There is an argument here, of course, that the best practices are so unevenly distributed that software companies should just copy the best process and tools in the pursuit of such improvements — and that it isn’t until they hit the top levels of performance that a tradeoff between speed and stability appears. But I think this is largely an academic concern; we should feel relief that such high performance is even possible on both fronts. Accelerate’s findings tell us that high performance in one measure enables high performance in the other, and we can pursue both from a cold start.
So how do these organizations do it? The book goes into further detail over the course of three chapters. It also explains how you might drive change in your own company. I won't go into the details, but the short of it is:
- Implement continuous integration and continuous delivery (CI/CD) pipelines — which is a bit of a catch-all recommendation for a bunch of best practices. These include adjacent things like:
- Use version control — you can’t rollback easily without version control.
- Have test automation — with a test suite that is reliable.
- Test data management — manage the data that your tests run on.
- Trunk based development — the majority of companies that are high performers work on trunk-based development — that is, that work directly on master, and have few if any long-lived feature branches.
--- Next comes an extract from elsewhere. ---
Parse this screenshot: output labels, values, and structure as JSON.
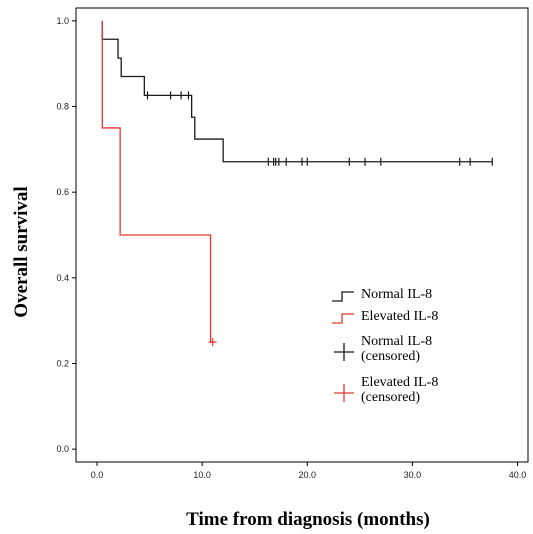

- Implement information security as part of the CI/CD process — high performing software organizations incorporate information security into every step of the software development cycle, in a way that did not slow down delivery.
And, finally, the authors caution that the most important aspect of driving change is to:
- Change your organizational culture. In a healthy culture the right metrics become drivers for positive change. In a toxic culture, metrics become tools for control. It is important to work on culture first, before working on process changes.
(This is an implicit recommendation to read the book; we can’t possibly cover the entirety of this topic in a blog post).
How to Measure These Four Metrics
How do you measure the four metrics that Accelerate proposes?
This isn’t very difficult. Each metric is well-defined, and you could build a dashboard, powered by a shared Google Sheets to track the performance of your entire software engineering organization.
For instance, you could:
- Write a script that intercepts deploys and calculates the average time it takes for a commit to hit production, based off the timestamps in the commits related to the new release.
- Manually record the number of deploys at the end of each week.
- Write a script that periodically polls and then calculates mean time to restore from your status page (assuming you have one).
- Manually enter the % of deploys that cause errors (downtime, rollbacks, degraded performance) at the end of each week.
If this Google Sheets spreadsheet is connected to a Business Intelligence tool like Holistics, you could easily generate a dashboard for the rest of your organization.
Otherwise, exporting to CSV and running it in visualisation tools like Tableau are also a workable option.
Accelerate is a great book, and it should give all of us in software organizations some hope. We now know that it is possible to deliver software both rapidly and safely — and we know the four measures necessary to get at that goal. Read the book, it’s good.